Building and Interrogating Knowledge Graphs from Text

Much of the promise of wide-coverage parsing for NLP applications such as interrogating knowledge graphs remains unfulfilled.

The main obstacle lies in the semantic representations that such parsers deliver, which are invariably highly language- and form-dependent. Researchers have tried since the early '70s to build a less form-dependent computable natural language semantics by hand, and have invariably failed.

The approach advocated in the present project uses machine-reading with wide-coverage parsers on large amounts of text to build entailment graphs. This is done by finding type-consistent patterns of directional implication in traditional semantic relations over the same n-tuples of named-entity arguments---for example, that for authors X and literary works Y, if we read about X writing Y'', we are likely to also read elsewhere aboutX's Y'' and ``X being the author of Y''. This procedure uses directional similarity measures such as Weeds Precision over the number of pairs X,Y, to yield a noisy disjoint graph of potential directional entailments, to each of which a confidence probability can be assigned.

These still noisy probabilities are then made into an all-or-none entailment graph. exploiting the fact that true entailments are closed under transitivity. (That is, if we believe on the basis of strong local evidence that A entails B, and that B entails C, then we must believe A entails C, however weak the local evidence is.) This process yields set of graphs of hard entailments, in which cliques such as the above can be collapsed to a single paraphrase relation. Since identifying form-independent entailments depends only on the types of the named entities, the relations in the graph may even be extracted from text in more than one language (Lewis and Steedman 2013a,b).

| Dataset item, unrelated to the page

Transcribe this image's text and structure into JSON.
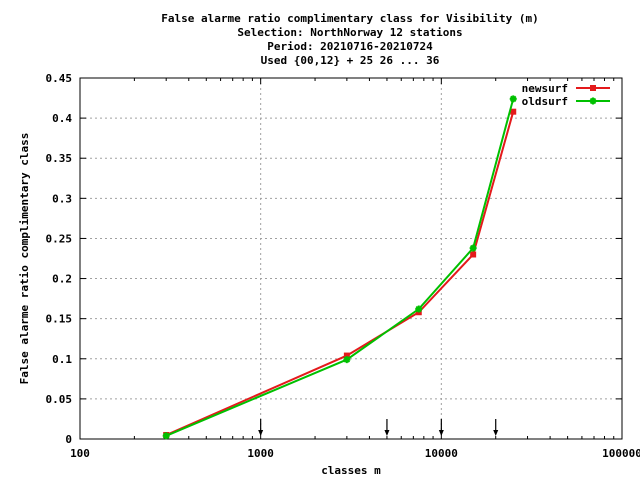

The original form-specific semantics in the parser can then be replaced by a form- and language-independent semantics, in which linguistic forms which are paraphrases are represented by the same relation label, unique to the clique concerned, and directional entailments are represented by conjunctions of such relations. The latter method has the advantage of being immediately compatible with the logical operators of traditional logical semantics, such as negation and quantification (Lewis and Steedman, 2014). The latter papers provide a proof of concept for the method outlined above, and improve empirically on other methods, including vector-based ones, on standard entailment tasks.

The ultimate goal of the present proposal is to leverage this form-independent semantics to create novel large knowledge graphs from unlabeled text, in which the nodes are the named entities, and the arcs the form-independent relation-identifiers. Harrison and Clark (2009) have shown show that a very old technique using ``spreading activation'' actually works to limit the otherwise exponential growth in costs of updating and querying the very large knowledge graphs that it is possible to build with modern computing machinery. Related techniques have been proposed by Lao et al, 2012. Among other datasets, we are investigating the Huawei product manuals and FAQ pages in this connection, working with Yantao Jia at Huawei.